Figure 4.3. Ink bleeding from label in alcohol preservative.
A few studies have concentrated on specific changes that can affect the research use of collections. Hendrickx et al. (2003) determined that using a preservative fluid in a pitfall trap (4 percent formaldehyde with a small amount of detergent to decrease surface tension) could cause significant alterations in metal concentrations in woodlice. Hopkins (1968) found that some crustaceans underwent a carbon loss of 17–23 percent and nitrogen loss of 19.2–21.0 percent in fixatives and preservatives. Morris (1972) found that marine zooplankton lost up to a third of their total lipids, suffered degradation of polyunsaturated fatty acids in the lipids, and some hydrolysis of lipids when preserved in 10 percent formaldehyde or 100 percent methanol.

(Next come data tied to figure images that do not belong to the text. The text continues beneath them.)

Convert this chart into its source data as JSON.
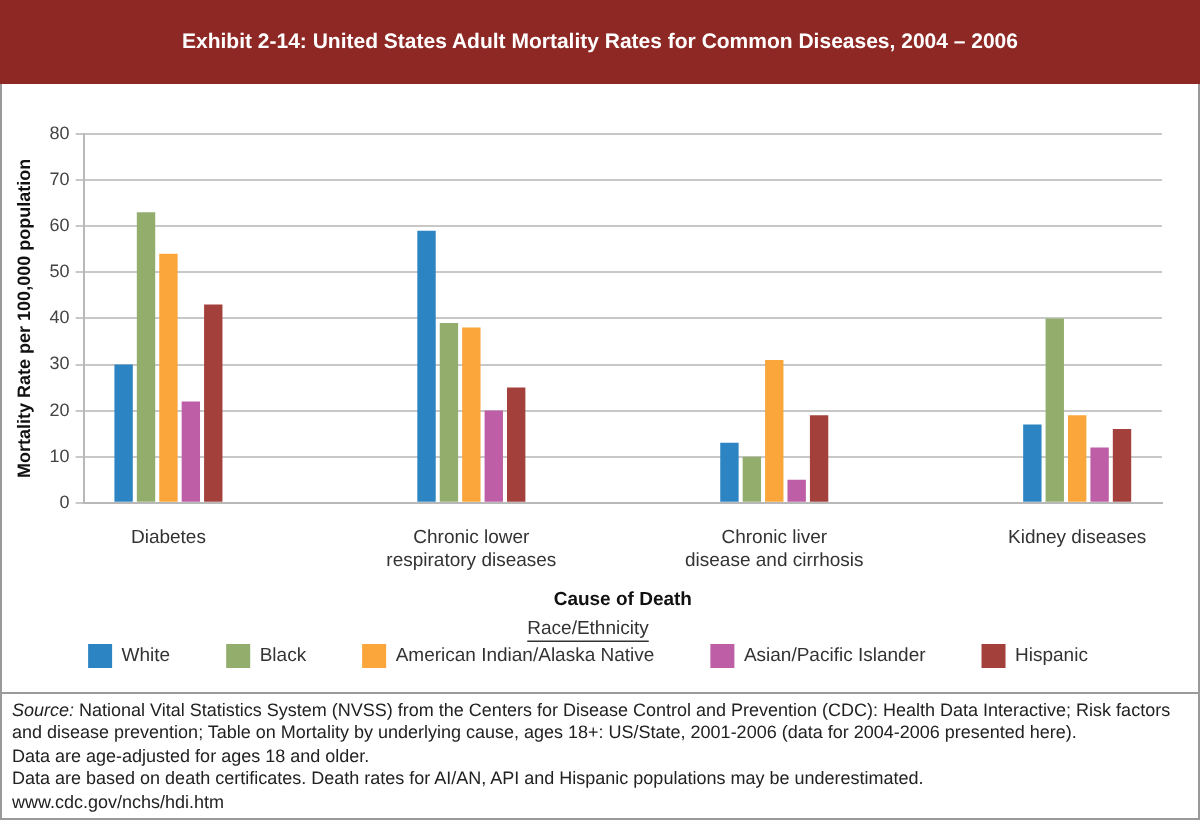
{
  "chart_data": {
    "type": "bar",
    "title": "Exhibit 2-14: United States Adult Mortality Rates for Common Diseases, 2004 – 2006",
    "xlabel": "Cause of Death",
    "ylabel": "Mortality Rate per 100,000 population",
    "legend_title": "Race/Ethnicity",
    "categories": [
      "Diabetes",
      "Chronic lower respiratory diseases",
      "Chronic liver disease and cirrhosis",
      "Kidney diseases"
    ],
    "series": [
      {
        "name": "White",
        "color": "#2c84c2",
        "values": [
          30,
          59,
          13,
          17
        ]
      },
      {
        "name": "Black",
        "color": "#93ae6c",
        "values": [
          63,
          39,
          10,
          40
        ]
      },
      {
        "name": "American Indian/Alaska Native",
        "color": "#faa63a",
        "values": [
          54,
          38,
          31,
          19
        ]
      },
      {
        "name": "Asian/Pacific Islander",
        "color": "#bd5ea6",
        "values": [
          22,
          20,
          5,
          12
        ]
      },
      {
        "name": "Hispanic",
        "color": "#a3403b",
        "values": [
          43,
          25,
          19,
          16
        ]
      }
    ],
    "ylim": [
      0,
      80
    ],
    "yticks": [
      0,
      10,
      20,
      30,
      40,
      50,
      60,
      70,
      80
    ],
    "grid": "y",
    "legend": "bottom",
    "annotations": [
      "Source: National Vital Statistics System (NVSS) from the Centers for Disease Control and Prevention (CDC): Health Data Interactive; Risk factors and disease prevention; Table on Mortality by underlying cause, ages 18+: US/State, 2001-2006 (data for 2004-2006 presented here).",
      "Data are age-adjusted for ages 18 and older.",
      "Data are based on death certificates. Death rates for AI/AN, API and Hispanic populations may be underestimated.",
      "www.cdc.gov/nchs/hdi.htm"
    ]
  }
}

Much work remains to be done on the effects of fixatives and preservatives on specimens, particularly the changes that affect the comparison of live and preserved specimens for scientific studies. Based on the evidence available to date, it is unlikely that a simple correction factor can be calculated for most taxa, due to the many variables that contribute to changes induced by fixation and preservation, including how specimens are handled, how fixatives and preservatives are mixed, which buffers are used, and how specimens are stored. A further complicating factor is that for most preserved specimens now in collections, there are no reliable records of how specimens were handled, fixed, and preserved.